1.6.1 - The Magnitude
and Reliability of the Measurement

Since
all experimental measurements have uncertainties, we need to know how much we
can trust the measurements. Let's illustrate the idea by considering the mass
of an object measured on two different balances. Let's assume that the two balances
are accurately calibrated. One measurement is taken on a "crude" balance, and
the other is taken on a "sophisticated"
balance. The table below shows us how to interpret the two masses.

crude balance

sophisticated
balance

Measurement

12.4 g

12.4536 g

On a crude balance, we
are able to measure to 1 decimal place. On a sophisticated balance, we are
able to measure to 4 decimal places. The digits that have no uncertainty are
the digits in blue. In other words, the digits
that are in blue are the digits that are CERTAIN.
The last digit of a measurement that is shown in red
always carry an uncertainty due to estimation.

In scientific work, we
must always be careful to write down the quantity of measurements properly
and to report and calculate quantities that reflect on the accuracy of the
measurements.

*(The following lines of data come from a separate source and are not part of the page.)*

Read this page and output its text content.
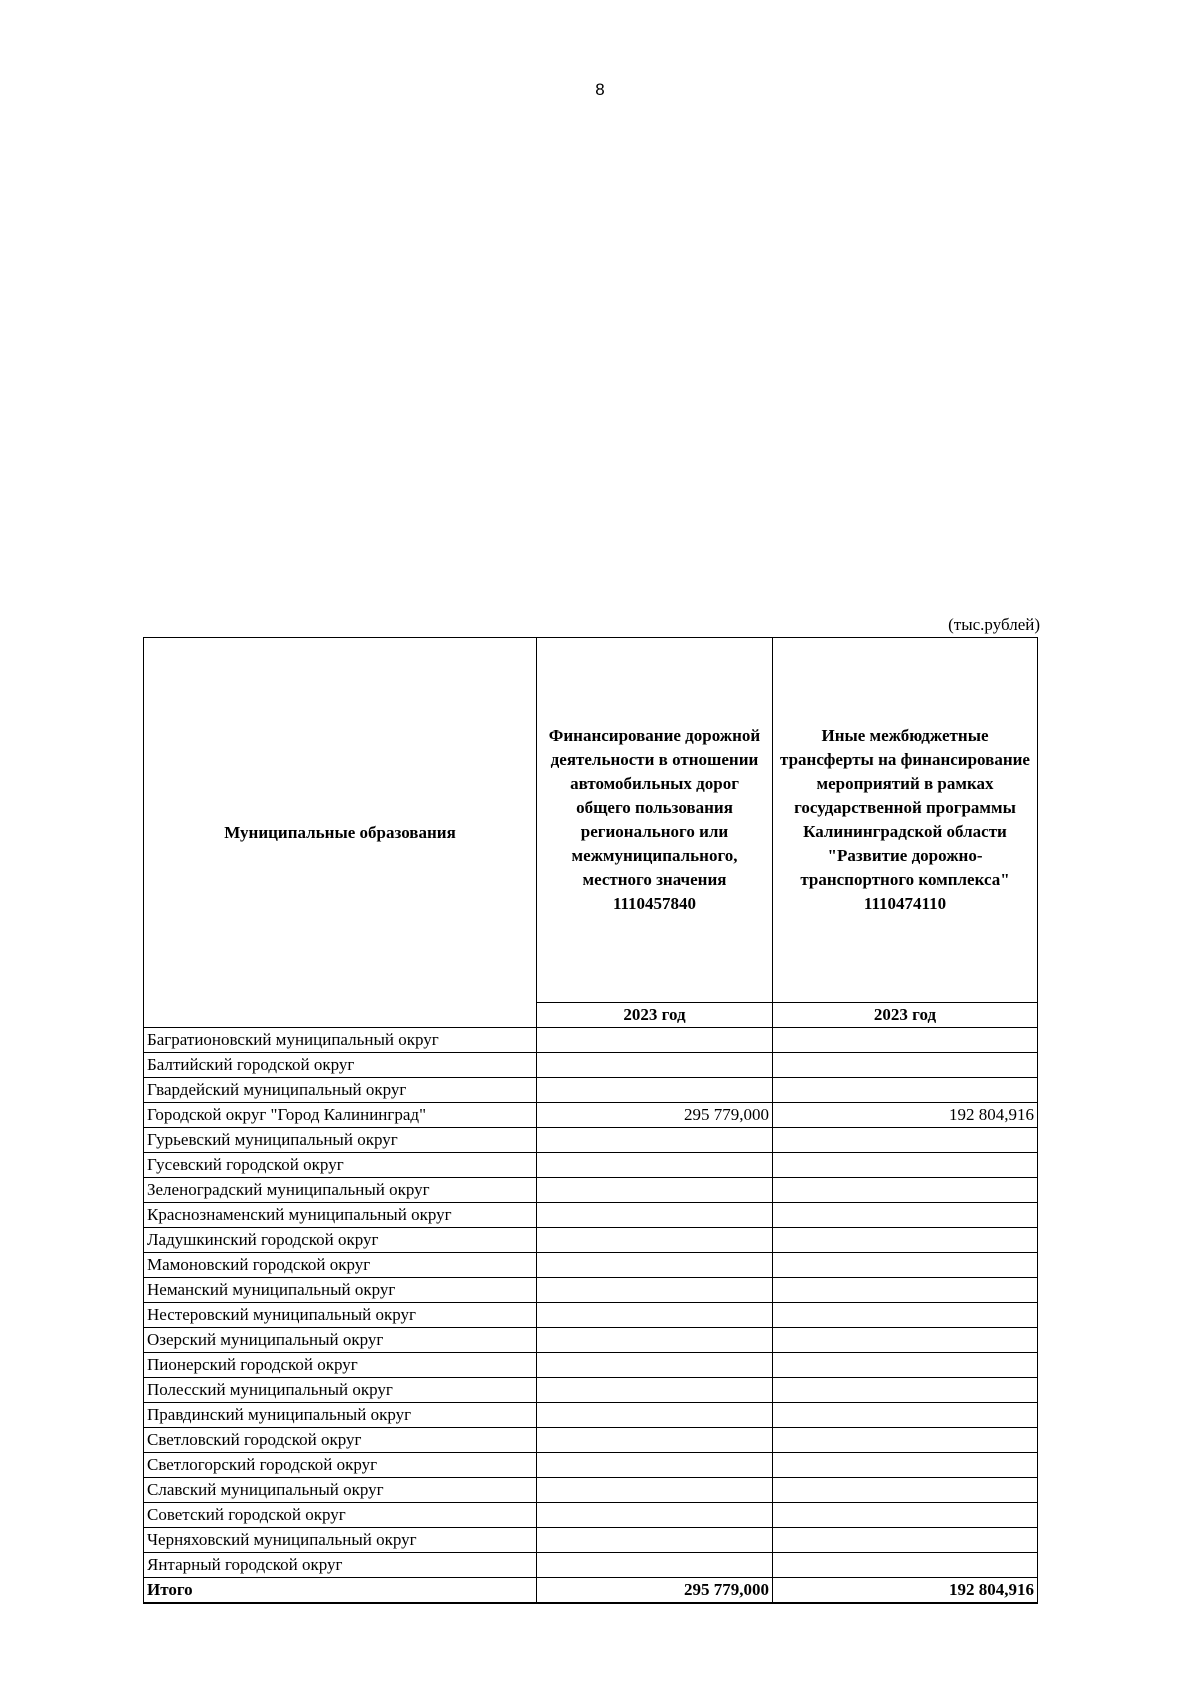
8
(тыс.рублей)
Муниципальные образования	Финансирование дорожной деятельности в отношении автомобильных дорог общего пользования регионального или межмуниципального, местного значения 1110457840	Иные межбюджетные трансферты на финансирование мероприятий в рамках государственной программы Калининградской области "Развитие дорожно-транспортного комплекса" 1110474110
	2023 год	2023 год
Багратионовский муниципальный округ		
Балтийский городской округ		
Гвардейский муниципальный округ		
Городской округ "Город Калининград"	295 779,000	192 804,916
Гурьевский муниципальный округ		
Гусевский городской округ		
Зеленоградский муниципальный округ		
Краснознаменский муниципальный округ		
Ладушкинский городской округ		
Мамоновский городской округ		
Неманский муниципальный округ		
Нестеровский муниципальный округ		
Озерский муниципальный округ		
Пионерский городской округ		
Полесский муниципальный округ		
Правдинский муниципальный округ		
Светловский городской округ		
Светлогорский городской округ		
Славский муниципальный округ		
Советский городской округ		
Черняховский муниципальный округ		
Янтарный городской округ		
Итого	295 779,000	192 804,916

For these reasons, it is important to indicate the margin of
error in a measurement by clearly indicating the number of significant
figures.

We can determine the number
of significant figures for any measurement.

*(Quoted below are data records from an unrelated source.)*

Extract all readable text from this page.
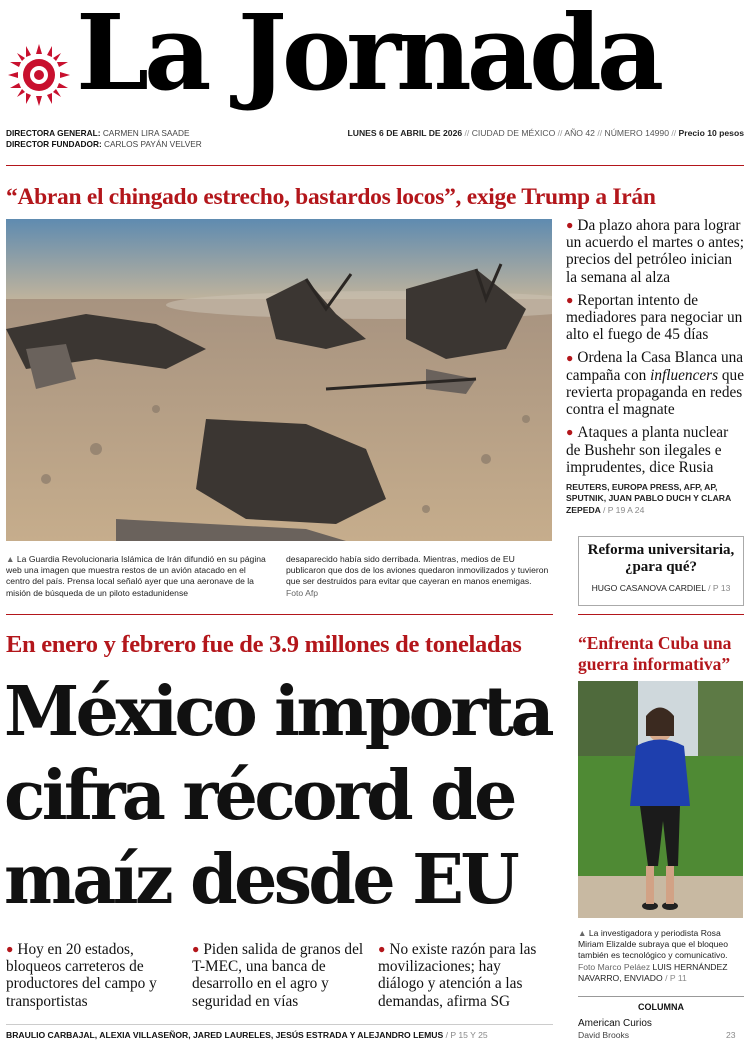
La Jornada
DIRECTORA GENERAL: CARMEN LIRA SAADE
DIRECTOR FUNDADOR: CARLOS PAYÁN VELVER
LUNES 6 DE ABRIL DE 2026 // CIUDAD DE MÉXICO // AÑO 42 // NÚMERO 14990 // Precio 10 pesos
“Abran el chingado estrecho, bastardos locos”, exige Trump a Irán
▲ La Guardia Revolucionaria Islámica de Irán difundió en su página web una imagen que muestra restos de un avión atacado en el centro del país. Prensa local señaló ayer que una aeronave de la misión de búsqueda de un piloto estadunidense
desaparecido había sido derribada. Mientras, medios de EU publicaron que dos de los aviones quedaron inmovilizados y tuvieron que ser destruidos para evitar que cayeran en manos enemigas. Foto Afp
● Da plazo ahora para lograr un acuerdo el martes o antes; precios del petróleo inician la semana al alza
● Reportan intento de mediadores para negociar un alto el fuego de 45 días
● Ordena la Casa Blanca una campaña con influencers que revierta propaganda en redes contra el magnate
● Ataques a planta nuclear de Bushehr son ilegales e imprudentes, dice Rusia
REUTERS, EUROPA PRESS, AFP, AP, SPUTNIK, JUAN PABLO DUCH Y CLARA ZEPEDA / P 19 A 24
Reforma universitaria, ¿para qué?
HUGO CASANOVA CARDIEL / P 13
“Enfrenta Cuba una guerra informativa”
▲ La investigadora y periodista Rosa Miriam Elizalde subraya que el bloqueo también es tecnológico y comunicativo. Foto Marco Peláez LUIS HERNÁNDEZ NAVARRO, ENVIADO / P 11
COLUMNA
American Curios
David Brooks	23
En enero y febrero fue de 3.9 millones de toneladas
México importa
cifra récord de
maíz desde EU
● Hoy en 20 estados, bloqueos carreteros de productores del campo y transportistas
● Piden salida de granos del T-MEC, una banca de desarrollo en el agro y seguridad en vías
● No existe razón para las movilizaciones; hay diálogo y atención a las demandas, afirma SG
BRAULIO CARBAJAL, ALEXIA VILLASEÑOR, JARED LAURELES, JESÚS ESTRADA Y ALEJANDRO LEMUS / P 15 Y 25
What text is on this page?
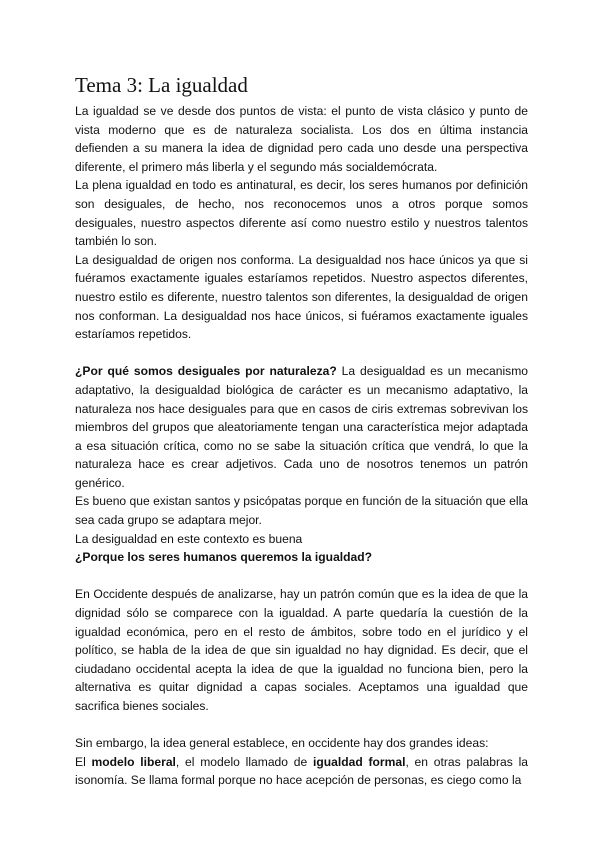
Tema 3: La igualdad

La igualdad se ve desde dos puntos de vista: el punto de vista clásico y punto de vista moderno que es de naturaleza socialista. Los dos en última instancia defienden a su manera la idea de dignidad pero cada uno desde una perspectiva diferente, el primero más liberla y el segundo más socialdemócrata.

La plena igualdad en todo es antinatural, es decir, los seres humanos por definición son desiguales, de hecho, nos reconocemos unos a otros porque somos desiguales, nuestro aspectos diferente así como nuestro estilo y nuestros talentos también lo son.

La desigualdad de origen nos conforma. La desigualdad nos hace únicos ya que si fuéramos exactamente iguales estaríamos repetidos. Nuestro aspectos diferentes, nuestro estilo es diferente, nuestro talentos son diferentes, la desigualdad de origen nos conforman. La desigualdad nos hace únicos, si fuéramos exactamente iguales estaríamos repetidos.

¿Por qué somos desiguales por naturaleza? La desigualdad es un mecanismo adaptativo, la desigualdad biológica de carácter es un mecanismo adaptativo, la naturaleza nos hace desiguales para que en casos de ciris extremas sobrevivan los miembros del grupos que aleatoriamente tengan una característica mejor adaptada a esa situación crítica, como no se sabe la situación crítica que vendrá, lo que la naturaleza hace es crear adjetivos. Cada uno de nosotros tenemos un patrón genérico.

Es bueno que existan santos y psicópatas porque en función de la situación que ella sea cada grupo se adaptara mejor.

La desigualdad en este contexto es buena

¿Porque los seres humanos queremos la igualdad?

En Occidente después de analizarse, hay un patrón común que es la idea de que la dignidad sólo se comparece con la igualdad. A parte quedaría la cuestión de la igualdad económica, pero en el resto de ámbitos, sobre todo en el jurídico y el político, se habla de la idea de que sin igualdad no hay dignidad. Es decir, que el ciudadano occidental acepta la idea de que la igualdad no funciona bien, pero la alternativa es quitar dignidad a capas sociales. Aceptamos una igualdad que sacrifica bienes sociales.

Sin embargo, la idea general establece, en occidente hay dos grandes ideas:

El modelo liberal, el modelo llamado de igualdad formal, en otras palabras la isonomía. Se llama formal porque no hace acepción de personas, es ciego como la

# of sig fig = # of digits that are CERTAIN + 1 final uncertain digit

Points to note:

12.4539 g is a measurement
with 6 significant figures. (All digits except for the the final digit '9'
are CERTAIN. The final digit '9' is the uncertain digit.)

12.4 g is a measurement
with 3 significant figures. (All digits except for the the final digit '4'
are CERTAIN. The final digit '4' is the uncertain digit.)

Given that the measuring tool
is correctly calibrated, in general, a measurement that
has more significant figures is the more accurate or reliable measurement.